The need for inclusivity within environmental justice

© ColleenMichaels

Yale university researchers call for a more inclusive environmental justice movement for the LGBTQ+ community

According to research, discrimination within LGBTQ+ community research disproportionately at risk to environmental exposure. Researchers at Yale have been exploring how these challenges intersect with issues of public health.  

In a recent paper published in the American Journal of Public Health, Michelle Bell, Mary E. Pinchot Professor of Environmental Health at Yale, and Leo Goldsmith, who worked  in Bell’s lab while at YSE, examine the unequal environmental burden that the LGBTQ+ community faces and the ways in which the environmental justice movement can be more inclusive 

“The LGBTQ+ population is at more risk to environmental challenges because, just like many other marginalised populations, they face social, economic, and health inequities and disparities,” said Goldsmith.

“The resilience of LGBTQ+ populations can also be affected as they are less likely to be able to access necessary resources, aid, and health care due to structural policies.” 

According to research those part of the LGBTQ+ community are disproportionately affected by environmental exposures such as pollution and air quality.

Goldsmith reports that more than 1 in 3 LGBTQ+ Americans faced discrimination of some kind during 2020, including more than 3 in 5 transgender Americans. 

Drawing attention to a lack of research

According to the Yale research, this discrimination reduces capacity to respond to environmental harm. They also reveal that there has been a significant lack of research conducted into this connection.  

Finding the connection between environment and health inequalities in LGBTQ+ populations is a key area of research that needs to be explored, for the sake of public health in a changing climate.
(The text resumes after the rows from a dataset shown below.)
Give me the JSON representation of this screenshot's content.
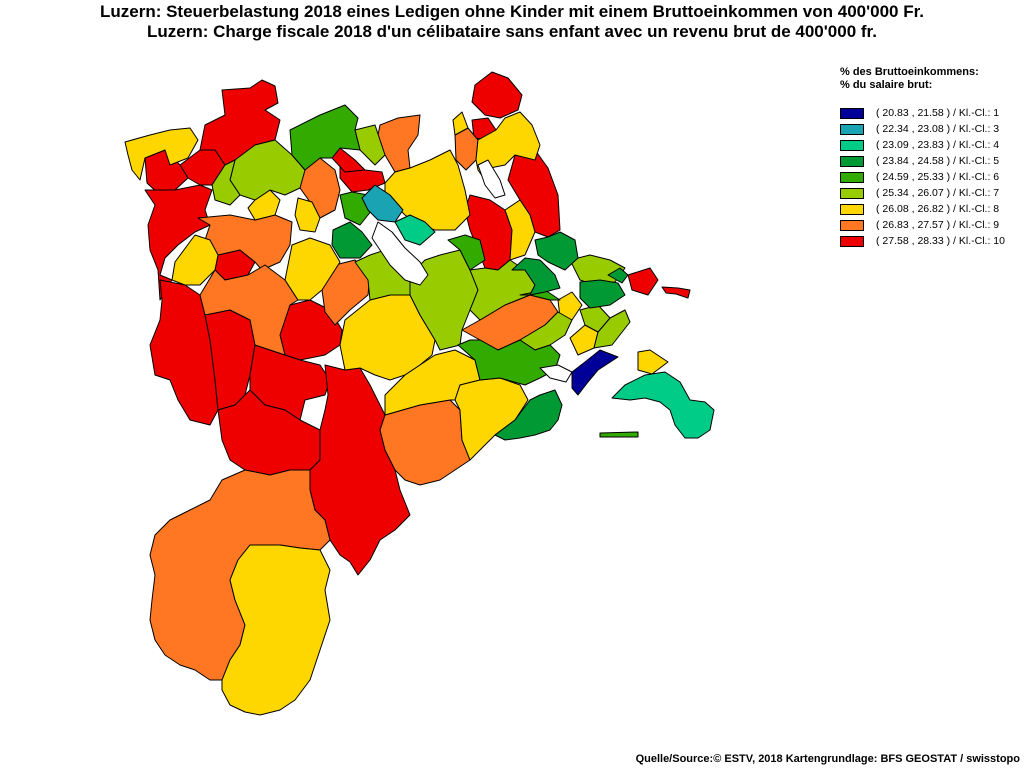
{
  "title_de": "Luzern: Steuerbelastung 2018 eines Ledigen ohne Kinder mit einem Bruttoeinkommen von 400'000 Fr.",
  "title_fr": "Luzern: Charge fiscale 2018 d'un célibataire sans enfant avec un revenu brut de 400'000 fr.",
  "legend": {
    "title_de": "% des Bruttoeinkommens:",
    "title_fr": "% du salaire brut:",
    "classes": [
      {
        "label": "( 20.83 , 21.58 ) / Kl.-Cl.: 1",
        "color": "#000099"
      },
      {
        "label": "( 22.34 , 23.08 ) / Kl.-Cl.: 3",
        "color": "#1aa3b3"
      },
      {
        "label": "( 23.09 , 23.83 ) / Kl.-Cl.: 4",
        "color": "#00cc88"
      },
      {
        "label": "( 23.84 , 24.58 ) / Kl.-Cl.: 5",
        "color": "#009933"
      },
      {
        "label": "( 24.59 , 25.33 ) / Kl.-Cl.: 6",
        "color": "#33aa00"
      },
      {
        "label": "( 25.34 , 26.07 ) / Kl.-Cl.: 7",
        "color": "#99cc00"
      },
      {
        "label": "( 26.08 , 26.82 ) / Kl.-Cl.: 8",
        "color": "#ffd700"
      },
      {
        "label": "( 26.83 , 27.57 ) / Kl.-Cl.: 9",
        "color": "#ff7722"
      },
      {
        "label": "( 27.58 , 28.33 ) / Kl.-Cl.: 10",
        "color": "#ee0000"
      }
    ]
  },
  "source": "Quelle/Source:© ESTV, 2018 Kartengrundlage: BFS GEOSTAT / swisstopo"
}
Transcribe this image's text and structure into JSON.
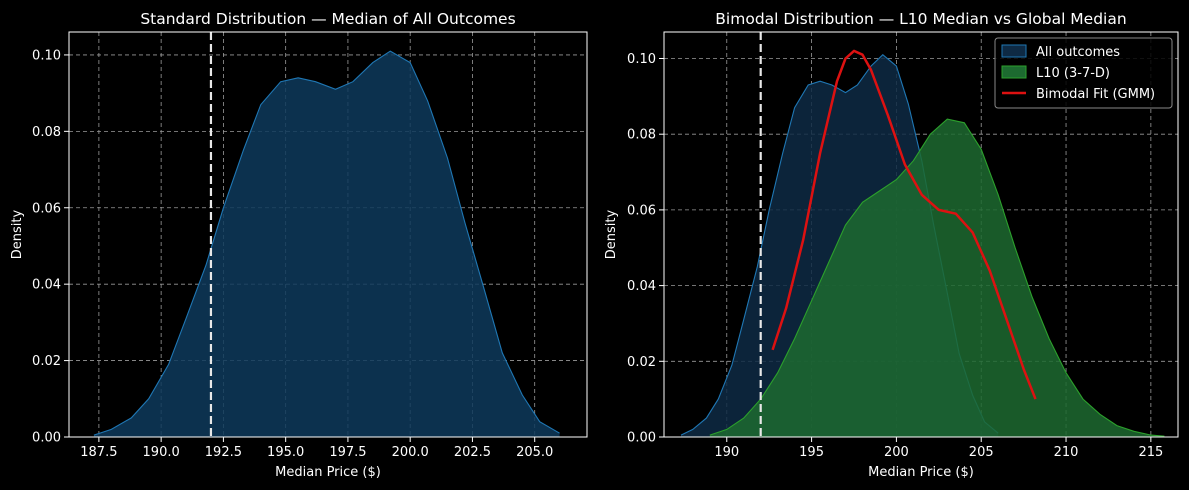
{
  "chart_data": [
    {
      "type": "area",
      "title": "Standard Distribution — Median of All Outcomes",
      "xlabel": "Median Price ($)",
      "ylabel": "Density",
      "xlim": [
        186.3,
        207.1
      ],
      "ylim": [
        0,
        0.106
      ],
      "xticks": [
        187.5,
        190.0,
        192.5,
        195.0,
        197.5,
        200.0,
        202.5,
        205.0
      ],
      "xtick_labels": [
        "187.5",
        "190.0",
        "192.5",
        "195.0",
        "197.5",
        "200.0",
        "202.5",
        "205.0"
      ],
      "yticks": [
        0,
        0.02,
        0.04,
        0.06,
        0.08,
        0.1
      ],
      "ytick_labels": [
        "0.00",
        "0.02",
        "0.04",
        "0.06",
        "0.08",
        "0.10"
      ],
      "grid": true,
      "vline": {
        "x": 192.0,
        "style": "dashed",
        "color": "#e8e8e8"
      },
      "series": [
        {
          "color": "#1f77b4",
          "fill": "#0e3a5c",
          "x": [
            187.3,
            188.0,
            188.8,
            189.5,
            190.3,
            191.0,
            191.8,
            192.5,
            193.3,
            194.0,
            194.8,
            195.5,
            196.2,
            197.0,
            197.7,
            198.5,
            199.2,
            200.0,
            200.7,
            201.5,
            202.2,
            203.0,
            203.7,
            204.5,
            205.2,
            206.0
          ],
          "y": [
            0.0005,
            0.002,
            0.005,
            0.01,
            0.019,
            0.031,
            0.045,
            0.06,
            0.075,
            0.087,
            0.093,
            0.094,
            0.093,
            0.091,
            0.093,
            0.098,
            0.101,
            0.098,
            0.088,
            0.073,
            0.056,
            0.038,
            0.022,
            0.011,
            0.004,
            0.001
          ]
        }
      ]
    },
    {
      "type": "area",
      "title": "Bimodal Distribution — L10 Median vs Global Median",
      "xlabel": "Median Price ($)",
      "ylabel": "Density",
      "xlim": [
        186.3,
        216.6
      ],
      "ylim": [
        0,
        0.107
      ],
      "xticks": [
        190,
        195,
        200,
        205,
        210,
        215
      ],
      "xtick_labels": [
        "190",
        "195",
        "200",
        "205",
        "210",
        "215"
      ],
      "yticks": [
        0,
        0.02,
        0.04,
        0.06,
        0.08,
        0.1
      ],
      "ytick_labels": [
        "0.00",
        "0.02",
        "0.04",
        "0.06",
        "0.08",
        "0.10"
      ],
      "grid": true,
      "legend": "top-right",
      "vline": {
        "x": 192.0,
        "style": "dashed",
        "color": "#e8e8e8"
      },
      "series": [
        {
          "name": "All outcomes",
          "kind": "area",
          "color": "#1f77b4",
          "fill": "#0e2a44",
          "x": [
            187.3,
            188.0,
            188.8,
            189.5,
            190.3,
            191.0,
            191.8,
            192.5,
            193.3,
            194.0,
            194.8,
            195.5,
            196.2,
            197.0,
            197.7,
            198.5,
            199.2,
            200.0,
            200.7,
            201.5,
            202.2,
            203.0,
            203.7,
            204.5,
            205.2,
            206.0
          ],
          "y": [
            0.0005,
            0.002,
            0.005,
            0.01,
            0.019,
            0.031,
            0.045,
            0.06,
            0.075,
            0.087,
            0.093,
            0.094,
            0.093,
            0.091,
            0.093,
            0.098,
            0.101,
            0.098,
            0.088,
            0.073,
            0.056,
            0.038,
            0.022,
            0.011,
            0.004,
            0.001
          ]
        },
        {
          "name": "L10 (3-7-D)",
          "kind": "area",
          "color": "#2ca02c",
          "fill": "#1d6a30",
          "x": [
            189.0,
            190.0,
            191.0,
            192.0,
            193.0,
            194.0,
            195.0,
            196.0,
            197.0,
            198.0,
            199.0,
            200.0,
            201.0,
            202.0,
            203.0,
            204.0,
            205.0,
            206.0,
            207.0,
            208.0,
            209.0,
            210.0,
            211.0,
            212.0,
            213.0,
            214.0,
            215.0,
            215.8
          ],
          "y": [
            0.0005,
            0.002,
            0.005,
            0.01,
            0.017,
            0.026,
            0.036,
            0.046,
            0.056,
            0.062,
            0.065,
            0.068,
            0.073,
            0.08,
            0.084,
            0.083,
            0.076,
            0.064,
            0.05,
            0.037,
            0.026,
            0.017,
            0.01,
            0.006,
            0.003,
            0.0015,
            0.0005,
            0.0002
          ]
        },
        {
          "name": "Bimodal Fit (GMM)",
          "kind": "line",
          "color": "#dd1111",
          "x": [
            192.7,
            193.5,
            194.5,
            195.5,
            196.5,
            197.0,
            197.5,
            198.0,
            198.5,
            199.5,
            200.5,
            201.5,
            202.5,
            203.5,
            204.5,
            205.5,
            206.5,
            207.5,
            208.2
          ],
          "y": [
            0.023,
            0.034,
            0.052,
            0.075,
            0.094,
            0.1,
            0.102,
            0.101,
            0.097,
            0.085,
            0.072,
            0.064,
            0.06,
            0.059,
            0.054,
            0.044,
            0.031,
            0.018,
            0.01
          ]
        }
      ]
    }
  ]
}
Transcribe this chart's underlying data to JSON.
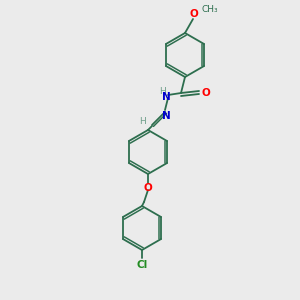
{
  "bg_color": "#ebebeb",
  "bond_color": "#2d6e4e",
  "atom_colors": {
    "O": "#ff0000",
    "N": "#0000cd",
    "Cl": "#228b22",
    "H": "#6e9e8a"
  },
  "figsize": [
    3.0,
    3.0
  ],
  "dpi": 100,
  "ring_r": 22,
  "lw_single": 1.3,
  "lw_double": 1.2
}
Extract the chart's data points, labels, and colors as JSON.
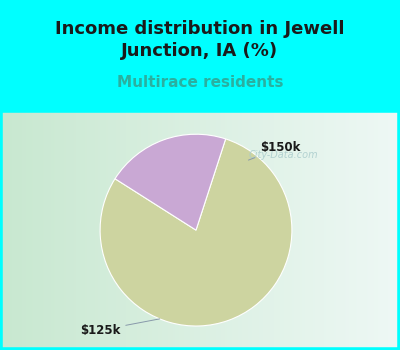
{
  "title": "Income distribution in Jewell\nJunction, IA (%)",
  "subtitle": "Multirace residents",
  "slices": [
    {
      "label": "$125k",
      "value": 79,
      "color": "#cdd4a0"
    },
    {
      "label": "$150k",
      "value": 21,
      "color": "#c9a8d4"
    }
  ],
  "title_color": "#1a1a1a",
  "subtitle_color": "#2ab0a0",
  "top_bg_color": "#00ffff",
  "title_fontsize": 13,
  "subtitle_fontsize": 11,
  "label_fontsize": 8.5,
  "watermark_text": "City-Data.com",
  "watermark_color": "#aacccc",
  "startangle": 72,
  "chart_border_color": "#00ffff",
  "chart_bg_left": "#c8e8d0",
  "chart_bg_right": "#eef8f5"
}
There are key demographics that are disproportionately affected by climate change, the LGBTQ+ community being one of them as this research has shown, however other groups such as indigenous communities are also placed in increasing harm and there a number of studies to illustrate this.

Current analyses have suggested that all people are impacted equally by air pollution, but researchers at Carnegie Mellon University (CMU) and the Environmental Defense Fund, found that older Black and Hispanic people are a lot more likely to die prematurely due to air pollution exposure and estimates the mortality impacts of air pollution across different races and ethnicities.

This paper outlines specific recommendations, such as: implementation of a system to collect sexual orientation and gender identity data nationally and locally; anti-discriminatory policies within health care and the federal government.

There has been a start to addressing LGBTQ+ issues within the environmental justice movement with an intersectional environmental justice social media campaign meant to educate those on the issue,” said Goldsmith, who is Latinx and identifies as queer and transgender.

“However, LGBTQ+ populations need to become a focal point of the environmental justice movement and academics to fully capture the impact from environmental injustices and the needs of those who are Black, Latinx, indigenous, low-income, and/or identify as LGBTQ+.”